Mary Elizabeth Braddon was born in 1835 to a literary family in London; her father was a solicitor by trade, but relied on magazine writing to supplement the family income. Her father's lack of financial success made the entire family's situation perilous, especially after Braddon's parents separated in 1840. Motivated to help support her mother and sister, Braddon began working as a professional actress in 1852, the first of many ways in which she would depart from the social expectations for a Victorian woman. As she toured England giving stage performances, she also began writing plays and poems. By 1860, Braddon was ready to expand her literary practice. She wrote a crime novel, initially entitled Three Times Dead, which drew on the increasing demand for lurid and sensationalist plots. This first version was not initially successful, but it did attract the attention of London publisher John Maxwell. He helped Braddon revise the novel, and in 1861 it was reissued under the title The Trail of the Serpent. This version sold extremely well, and made it clear that Braddon had a talent for dramatic plots and shocking twists.
John Maxwell played a significant role in Braddon's personal life, as well as her professional one. When they met, Maxwell was married and the father of five children. His wife, however, suffered from mental illness and was living in an asylum in Ireland; despite this, the laws at the time did not make it possible for them to divorce. Flouting social convention, Braddon moved in with Maxwell in 1861 and gave birth to the first of their six children in 1862. The two finally married in 1874, after Maxwell's wife died. They enjoyed a happy marriage until Maxwell's death in 1896.
Braddon’s experience with Maxwell may well have shaped her interest in the difficult situations created for individuals due to legal codes and social norms surrounding marriage in the nineteenth century – her novels display a strong preoccupation with this theme. In 1862, she published Lady Audley's Secret, followed by Aurora Floyd in 1864, both of which explore the consequences of unsuitable marriages. Braddon's interest in representing dark and shocking secrets within a seemingly blissful domestic world aligns her work with the rise of sensation fiction in the 1860s. This led to personal attacks from critics: Lyn Pykett notes that "several of the negative criticisms of the sensation novel’s preoccupation with bigamy and irregular liaisons focused on her novels and made allusions to her personal situation with Maxwell" (130).

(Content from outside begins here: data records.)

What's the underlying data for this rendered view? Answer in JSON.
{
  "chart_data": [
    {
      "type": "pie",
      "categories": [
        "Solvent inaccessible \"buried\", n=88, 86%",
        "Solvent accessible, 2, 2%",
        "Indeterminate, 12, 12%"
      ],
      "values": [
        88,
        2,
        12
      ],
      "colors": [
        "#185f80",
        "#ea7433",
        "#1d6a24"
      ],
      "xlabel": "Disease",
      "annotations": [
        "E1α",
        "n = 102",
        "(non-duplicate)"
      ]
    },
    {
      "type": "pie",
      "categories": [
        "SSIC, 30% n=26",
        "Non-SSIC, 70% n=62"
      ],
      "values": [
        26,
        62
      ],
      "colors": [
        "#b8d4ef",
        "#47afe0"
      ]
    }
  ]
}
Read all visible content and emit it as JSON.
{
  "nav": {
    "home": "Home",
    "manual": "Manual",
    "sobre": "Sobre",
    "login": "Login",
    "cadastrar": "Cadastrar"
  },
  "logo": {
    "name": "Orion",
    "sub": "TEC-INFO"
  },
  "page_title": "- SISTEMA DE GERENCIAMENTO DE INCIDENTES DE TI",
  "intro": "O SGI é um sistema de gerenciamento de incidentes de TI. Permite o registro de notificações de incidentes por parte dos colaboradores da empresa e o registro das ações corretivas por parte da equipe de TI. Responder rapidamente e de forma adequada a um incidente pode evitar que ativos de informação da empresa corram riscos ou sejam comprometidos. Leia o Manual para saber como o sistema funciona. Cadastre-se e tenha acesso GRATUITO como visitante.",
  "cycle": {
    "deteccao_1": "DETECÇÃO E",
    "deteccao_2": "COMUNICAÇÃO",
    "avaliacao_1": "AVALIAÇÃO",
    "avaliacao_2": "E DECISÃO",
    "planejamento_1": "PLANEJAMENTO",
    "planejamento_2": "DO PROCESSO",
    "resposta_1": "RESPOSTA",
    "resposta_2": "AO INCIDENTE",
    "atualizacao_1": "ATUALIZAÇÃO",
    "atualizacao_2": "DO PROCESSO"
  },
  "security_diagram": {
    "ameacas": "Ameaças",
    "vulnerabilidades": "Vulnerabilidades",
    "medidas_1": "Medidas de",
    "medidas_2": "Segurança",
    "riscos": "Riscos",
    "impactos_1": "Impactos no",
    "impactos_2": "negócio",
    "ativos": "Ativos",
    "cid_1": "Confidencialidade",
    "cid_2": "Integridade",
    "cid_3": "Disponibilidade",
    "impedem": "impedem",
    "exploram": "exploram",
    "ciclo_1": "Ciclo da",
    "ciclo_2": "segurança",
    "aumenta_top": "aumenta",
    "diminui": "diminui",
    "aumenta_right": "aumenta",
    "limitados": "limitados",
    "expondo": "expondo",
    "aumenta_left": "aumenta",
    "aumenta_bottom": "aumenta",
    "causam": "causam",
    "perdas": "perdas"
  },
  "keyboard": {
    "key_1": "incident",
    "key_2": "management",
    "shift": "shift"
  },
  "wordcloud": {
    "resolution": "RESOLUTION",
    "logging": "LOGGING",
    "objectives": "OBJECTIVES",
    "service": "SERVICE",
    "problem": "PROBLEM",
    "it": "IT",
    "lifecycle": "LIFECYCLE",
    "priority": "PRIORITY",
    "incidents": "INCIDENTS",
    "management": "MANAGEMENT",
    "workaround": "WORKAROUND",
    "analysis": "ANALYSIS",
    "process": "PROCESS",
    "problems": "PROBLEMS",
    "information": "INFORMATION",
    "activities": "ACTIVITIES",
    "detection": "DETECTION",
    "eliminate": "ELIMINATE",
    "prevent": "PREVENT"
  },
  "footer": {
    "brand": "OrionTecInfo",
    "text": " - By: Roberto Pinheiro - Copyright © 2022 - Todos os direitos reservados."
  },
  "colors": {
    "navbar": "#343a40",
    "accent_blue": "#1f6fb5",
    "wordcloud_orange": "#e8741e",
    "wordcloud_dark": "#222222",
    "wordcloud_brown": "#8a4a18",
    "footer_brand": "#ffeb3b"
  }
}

Over the span of her career, Braddon produced more than 80 novels as well as numerous short stories and poems. Between 1866 and 1876 she worked as the editor of the magazine Belgravia, and she also founded and edited a Christmas annual to which well-known writers contributed poems and stories. Throughout her long career, Braddon understood herself as a professional as well as an artist, and she remained attuned to considerations of what would be popular with readers. She experimented with a number of different genres, ranging from crime fiction to historical romance, but displayed a consistent interest in writing about women's place in society, and the discontent caused by their limited roles. Braddon was also interested in the influence of French fiction, which often dealt more openly with taboo subjects than English novels did. For example, her 1864 novel The Doctor's Wife presents a reworking of the plot of Gustave Flaubert's Madame Bovary, but introduces substantial changes so as to make the content less controversial.
Braddon's critical reception was mixed. Many reviewers and literary critics felt that her writing was merely designed to sell large quantities of books as a result of being provocative or shocking. The topics explored in her fiction such as bigamy or murder also raised charges that her writing was immoral. However, no one could deny the wide spread and enduring nature of her popularity. When she died in 1915, she was commemorated as a significant and successful novelist. For most of the twentieth-century, however, she was not well known or typically studied in academic settings. Many of her works went out of print. The rise of interest in popular literature and women's writing at the end of the twentieth century led to a resurgence of interest in Braddon's writing, and she has now become well known as a Victorian writer who was able to tackle complex and controversial subject matters in a way that was both reflective and entertaining.